Remember Sisyphus, pushing that rock up the mountain? He had nothing on writers.

Eliot did have a particularly bleak disposition. For plenty of writers, there is an upside to the gruelling creative process. Rare as they are, there are moments where your mind hovers in a liminal space between the whisper of an idea and a sentence on the page or a fully formed image, the outside world held temporarily at bay. This is the threshold of becoming, and it's a wonderful place to be. It's not the bardo, it's not a holding pen, it's where anything could happen. OK, it might be the high before the low, the moment of euphoria before reality hits and you fail to say whatever it is you wanted to say. But it's a high all the same.

Besides, disappointment goes with the writing territory. "You write because you have an idea in your mind that feels so genuine, so important, so true," Khaled Hosseini, author of The Kite Runner, told The Atlantic. "And yet, by the time this idea passes through the different filters of your mind, and into your hand, and on to the page or computer screen – it becomes distorted, and it's been diminished. The writing you end up with is an approximation, if you're lucky, of whatever it was you really wanted to say."

This may sound harsh, but from the reader's point of view, who cares? If some grand idea has been transformed into a compelling, vivid or beautiful story, then we're happy, we read on. Part of the art of writing is letting go, being open, relinquishing control. Elena Ferrante, the pseudonymous author of the Naples novels, is the first to admit that she knew the end of the whole story, and some key episodes, too. But, as she once told the New York Times, everything else "was a surprising and demanding gift that came from the pure storytelling pleasure".

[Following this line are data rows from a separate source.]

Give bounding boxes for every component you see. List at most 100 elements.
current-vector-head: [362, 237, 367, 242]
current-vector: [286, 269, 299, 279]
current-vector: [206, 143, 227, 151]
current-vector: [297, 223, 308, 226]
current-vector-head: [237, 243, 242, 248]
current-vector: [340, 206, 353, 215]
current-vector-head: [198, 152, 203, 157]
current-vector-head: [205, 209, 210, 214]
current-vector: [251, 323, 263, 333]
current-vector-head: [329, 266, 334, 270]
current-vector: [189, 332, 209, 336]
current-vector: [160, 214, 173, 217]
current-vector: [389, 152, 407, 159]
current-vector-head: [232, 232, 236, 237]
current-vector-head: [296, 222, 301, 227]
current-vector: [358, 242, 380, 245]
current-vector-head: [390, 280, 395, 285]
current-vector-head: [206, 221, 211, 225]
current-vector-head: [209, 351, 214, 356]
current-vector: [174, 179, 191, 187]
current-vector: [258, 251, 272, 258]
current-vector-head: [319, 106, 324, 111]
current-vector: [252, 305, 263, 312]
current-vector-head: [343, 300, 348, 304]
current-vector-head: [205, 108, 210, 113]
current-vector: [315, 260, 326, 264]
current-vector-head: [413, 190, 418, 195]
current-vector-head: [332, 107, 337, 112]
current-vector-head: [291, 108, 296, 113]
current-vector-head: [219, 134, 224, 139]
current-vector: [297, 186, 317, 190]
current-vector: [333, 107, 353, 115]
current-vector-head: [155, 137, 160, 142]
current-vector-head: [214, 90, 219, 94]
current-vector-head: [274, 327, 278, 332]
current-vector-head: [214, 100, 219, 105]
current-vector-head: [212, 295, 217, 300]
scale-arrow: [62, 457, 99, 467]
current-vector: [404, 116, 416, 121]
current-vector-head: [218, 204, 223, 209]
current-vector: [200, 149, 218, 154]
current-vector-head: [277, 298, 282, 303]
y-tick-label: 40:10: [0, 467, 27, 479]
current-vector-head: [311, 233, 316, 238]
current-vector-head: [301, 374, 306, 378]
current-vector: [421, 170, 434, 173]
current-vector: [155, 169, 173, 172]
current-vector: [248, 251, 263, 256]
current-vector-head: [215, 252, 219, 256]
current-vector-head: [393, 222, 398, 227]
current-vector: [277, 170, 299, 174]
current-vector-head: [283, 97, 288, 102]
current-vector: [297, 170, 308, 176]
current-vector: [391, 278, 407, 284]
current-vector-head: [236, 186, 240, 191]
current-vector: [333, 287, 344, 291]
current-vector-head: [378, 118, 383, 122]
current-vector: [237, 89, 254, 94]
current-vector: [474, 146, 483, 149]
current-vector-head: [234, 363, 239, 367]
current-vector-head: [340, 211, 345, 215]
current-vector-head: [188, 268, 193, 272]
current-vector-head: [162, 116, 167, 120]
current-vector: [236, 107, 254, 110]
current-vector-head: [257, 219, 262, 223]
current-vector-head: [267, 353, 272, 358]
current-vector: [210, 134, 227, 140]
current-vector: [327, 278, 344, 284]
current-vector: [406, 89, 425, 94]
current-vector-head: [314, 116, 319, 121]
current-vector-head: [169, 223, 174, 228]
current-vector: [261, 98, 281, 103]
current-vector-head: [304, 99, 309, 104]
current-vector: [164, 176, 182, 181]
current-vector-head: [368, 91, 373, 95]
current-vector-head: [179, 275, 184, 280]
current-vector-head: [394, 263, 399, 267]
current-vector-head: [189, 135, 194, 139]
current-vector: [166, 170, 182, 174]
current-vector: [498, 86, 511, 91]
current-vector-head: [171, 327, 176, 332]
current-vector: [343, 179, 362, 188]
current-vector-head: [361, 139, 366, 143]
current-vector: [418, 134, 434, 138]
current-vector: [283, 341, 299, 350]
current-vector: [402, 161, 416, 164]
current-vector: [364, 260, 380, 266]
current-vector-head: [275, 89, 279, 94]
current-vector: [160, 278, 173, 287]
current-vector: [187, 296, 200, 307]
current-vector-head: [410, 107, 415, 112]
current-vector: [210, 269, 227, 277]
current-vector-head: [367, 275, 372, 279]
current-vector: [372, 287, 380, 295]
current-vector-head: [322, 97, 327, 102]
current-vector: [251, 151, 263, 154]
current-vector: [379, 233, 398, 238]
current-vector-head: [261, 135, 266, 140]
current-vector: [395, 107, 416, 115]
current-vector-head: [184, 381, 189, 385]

Being open to surprise is what creativity and transformation is all about. Going back to that overheard conversation on the train, it was me who heard it. And to answer the question of why a mother would call her child a loser, I have written a story about a child who grew up to become a painter. She painted in order to find the answer to that very question, and to transform her bad memories into shimmering artworks, full of hope.